Lottery money, which is providing an extra pounds 300m for the heritage, has helped to ease the funding situation. But Mr Saunders told the Independent on Sunday yesterday: "The maintenance of some of the greatest buildings in this country should not be dependent upon a lottery (in all senses)."

In previously unpublished evidence submitted to the select committee, a joint committee of heritage bodies including the Victorian Society and the Civic Trust denounced the department for failing to include the conservation of the historic environment in its departmental objectives.

The joint body said it was "astonishing and untenable" for the department to make no mention of historic buildings and monuments in its spending review. Historic buildings faced "complete obliteration" if they were not maintained, yet "the worst fate for a play or an opera is that it remains unperformed", the submission claimed.

It suggested that a sixth objective be added to the Government's stated aims: "Conserve the nation's historic environment for its own sake and in the interests of sustainability and regeneration."

Evidence from the National Trust was more measured but expressed the same fears. "The trust is concerned that the built heritage is receiving less attention from the Department for Culture, Media and Sport. The spending review focused on the creative arts; however, we feel it did not give enough emphasis to the built heritage."

The heritage organisations are particularly concerned at the perceived lack of interest from the department because they believe they have made significant efforts to comply with its aims of "excellence, education, access and employment opportunities".

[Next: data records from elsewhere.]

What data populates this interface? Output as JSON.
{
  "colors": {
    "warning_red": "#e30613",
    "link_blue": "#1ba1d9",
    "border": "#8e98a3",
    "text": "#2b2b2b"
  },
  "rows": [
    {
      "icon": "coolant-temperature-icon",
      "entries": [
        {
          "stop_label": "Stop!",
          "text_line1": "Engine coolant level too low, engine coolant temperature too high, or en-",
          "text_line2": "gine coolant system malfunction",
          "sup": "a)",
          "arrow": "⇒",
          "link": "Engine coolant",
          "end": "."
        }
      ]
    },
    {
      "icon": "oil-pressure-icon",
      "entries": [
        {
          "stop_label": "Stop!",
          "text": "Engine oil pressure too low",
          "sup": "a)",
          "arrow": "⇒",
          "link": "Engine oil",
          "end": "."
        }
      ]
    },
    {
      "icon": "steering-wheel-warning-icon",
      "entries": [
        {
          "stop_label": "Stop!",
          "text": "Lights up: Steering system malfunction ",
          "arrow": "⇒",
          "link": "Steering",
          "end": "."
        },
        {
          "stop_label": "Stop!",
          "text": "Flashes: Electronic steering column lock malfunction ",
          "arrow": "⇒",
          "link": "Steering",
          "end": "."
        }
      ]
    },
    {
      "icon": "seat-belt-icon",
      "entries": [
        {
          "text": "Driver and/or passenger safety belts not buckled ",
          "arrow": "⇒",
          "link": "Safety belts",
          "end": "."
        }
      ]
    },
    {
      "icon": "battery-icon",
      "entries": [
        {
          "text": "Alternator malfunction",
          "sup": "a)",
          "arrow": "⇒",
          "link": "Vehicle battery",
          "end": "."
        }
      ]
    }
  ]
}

They are also trying to forge links with the Department of the Environment and prove that conserving heritage can contribute to regeneration and the everyday quality of life.

English Heritage, in its evidence to the MPs, said that there was an "urgent need" for a strong statement on the Government's priorities for the built heritage: "This should be acknowledged as a top priority by the department."

The select committee is now taking evidence on the department's quangos, including bodies such as English Heritage.

The Government's main action concerning heritage was the merger of English Heritage with the Royal Commission on the Historical Monuments of England, which was broadly welcomed.